Regular-use patients who have responded may be able to be maintained (after 4 to 7 days) on 100 mcg/ day (1 spray in each nostril once daily). Some patients (12 years of age and older) with seasonal allergic rhinitis may find as-needed use of FLONASE Nasal Spray (not to exceed 200 mcg daily) effective for symptom control (see Clinical Trials). Greater symptom control may be achieved with scheduled regular use. Efficacy of as-needed use of FLONASE Nasal Spray has not been studied in pediatric patients under 12 years of age with seasonal allergic rhinitis, or patients with perennial allergic or nonallergic rhinitis.

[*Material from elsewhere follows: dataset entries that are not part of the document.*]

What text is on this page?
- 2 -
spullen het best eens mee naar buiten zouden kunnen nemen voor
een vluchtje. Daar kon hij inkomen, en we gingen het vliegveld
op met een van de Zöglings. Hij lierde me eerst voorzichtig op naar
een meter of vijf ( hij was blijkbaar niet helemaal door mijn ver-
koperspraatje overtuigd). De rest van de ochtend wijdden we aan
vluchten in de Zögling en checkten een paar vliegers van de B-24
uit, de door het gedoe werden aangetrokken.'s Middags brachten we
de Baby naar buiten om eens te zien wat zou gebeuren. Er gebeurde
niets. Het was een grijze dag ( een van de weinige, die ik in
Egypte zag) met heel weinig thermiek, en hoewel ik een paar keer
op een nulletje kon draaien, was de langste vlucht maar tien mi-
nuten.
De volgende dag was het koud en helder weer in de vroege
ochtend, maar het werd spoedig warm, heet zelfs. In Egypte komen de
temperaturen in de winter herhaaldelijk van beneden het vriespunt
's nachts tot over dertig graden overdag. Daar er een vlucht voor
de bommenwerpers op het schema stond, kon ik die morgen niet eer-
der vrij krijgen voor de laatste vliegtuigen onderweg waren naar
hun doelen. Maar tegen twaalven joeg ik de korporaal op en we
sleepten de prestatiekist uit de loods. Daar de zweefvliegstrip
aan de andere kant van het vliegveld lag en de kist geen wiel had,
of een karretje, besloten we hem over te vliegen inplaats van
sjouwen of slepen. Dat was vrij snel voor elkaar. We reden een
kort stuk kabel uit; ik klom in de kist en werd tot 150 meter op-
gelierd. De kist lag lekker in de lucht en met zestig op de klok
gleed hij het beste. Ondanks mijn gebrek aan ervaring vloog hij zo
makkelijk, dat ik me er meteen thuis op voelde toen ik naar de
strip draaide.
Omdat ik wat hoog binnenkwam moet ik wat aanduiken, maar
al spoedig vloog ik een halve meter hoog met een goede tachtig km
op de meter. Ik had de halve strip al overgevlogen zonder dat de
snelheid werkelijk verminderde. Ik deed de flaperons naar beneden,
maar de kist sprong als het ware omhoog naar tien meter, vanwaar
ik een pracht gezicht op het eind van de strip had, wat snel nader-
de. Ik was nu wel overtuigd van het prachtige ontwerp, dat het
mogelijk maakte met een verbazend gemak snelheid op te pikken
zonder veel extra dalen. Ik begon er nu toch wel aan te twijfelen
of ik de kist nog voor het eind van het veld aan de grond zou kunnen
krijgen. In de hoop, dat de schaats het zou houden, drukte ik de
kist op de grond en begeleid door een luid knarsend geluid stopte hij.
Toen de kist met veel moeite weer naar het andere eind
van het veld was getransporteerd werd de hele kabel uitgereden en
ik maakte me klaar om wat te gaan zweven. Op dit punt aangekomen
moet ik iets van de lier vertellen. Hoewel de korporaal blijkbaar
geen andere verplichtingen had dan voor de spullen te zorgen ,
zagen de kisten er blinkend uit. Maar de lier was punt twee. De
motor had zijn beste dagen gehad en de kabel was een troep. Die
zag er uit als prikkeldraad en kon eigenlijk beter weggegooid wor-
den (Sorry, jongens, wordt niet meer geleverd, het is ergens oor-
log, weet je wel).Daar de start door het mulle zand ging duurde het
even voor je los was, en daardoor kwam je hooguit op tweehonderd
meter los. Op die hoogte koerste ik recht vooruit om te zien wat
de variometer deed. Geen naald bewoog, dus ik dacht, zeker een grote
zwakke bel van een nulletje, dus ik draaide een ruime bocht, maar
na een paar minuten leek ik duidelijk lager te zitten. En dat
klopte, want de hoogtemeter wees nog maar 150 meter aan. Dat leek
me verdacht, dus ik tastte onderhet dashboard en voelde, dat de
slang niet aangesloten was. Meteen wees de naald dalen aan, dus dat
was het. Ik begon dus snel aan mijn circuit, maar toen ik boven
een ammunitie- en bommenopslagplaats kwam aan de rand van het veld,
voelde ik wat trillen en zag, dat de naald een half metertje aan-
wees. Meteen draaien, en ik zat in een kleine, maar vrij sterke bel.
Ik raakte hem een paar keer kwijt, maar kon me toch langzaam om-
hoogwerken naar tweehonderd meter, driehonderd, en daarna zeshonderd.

Pediatric patients (4 years of age and older) should be started with 100 mcg (1 spray in each nostril once daily). Treatment with 200 mcg (2 sprays in each nostril once daily or 1 spray in each nostril twice daily) should be reserved for pediatric patients not adequately responding to 100 mcg daily. Once adequate control is achieved, the dosage should be decreased to 100 mcg (1 spray in each nostril) daily. Maximum total daily doses should not exceed 2 sprays in each nostril (total dose, 200 mcg/ day). There is no evidence that exceeding the recommended dose is more effective.

Drug Interactions

Fluticasone propionate is a substrate of cytochrome P450 3A4. A drug interaction study with fluticasone propionate aqueous nasal spray in healthy subjects has shown that ritonavir (a highly potent cytochrome P450 3A4 inhibitor) can significantly increase plasma fluticasone propionate exposure, resulting in significantly reduced serum cortisol concentrations
(see CLINICAL PHARMACOLOGY: Drug Interactions).

During postmarketing use, there have been reports of clinically significant drug interactions in patients receiving fluticasone propionate and ritonavir, resulting in systemic corticosteroid effects including Cushing syndrome and adrenal suppression. Therefore, coadministration of fluticasone propionate and ritonavir is not recommended unless the potential benefit to the patient outweighs the risk of systemic corticosteroid side effects.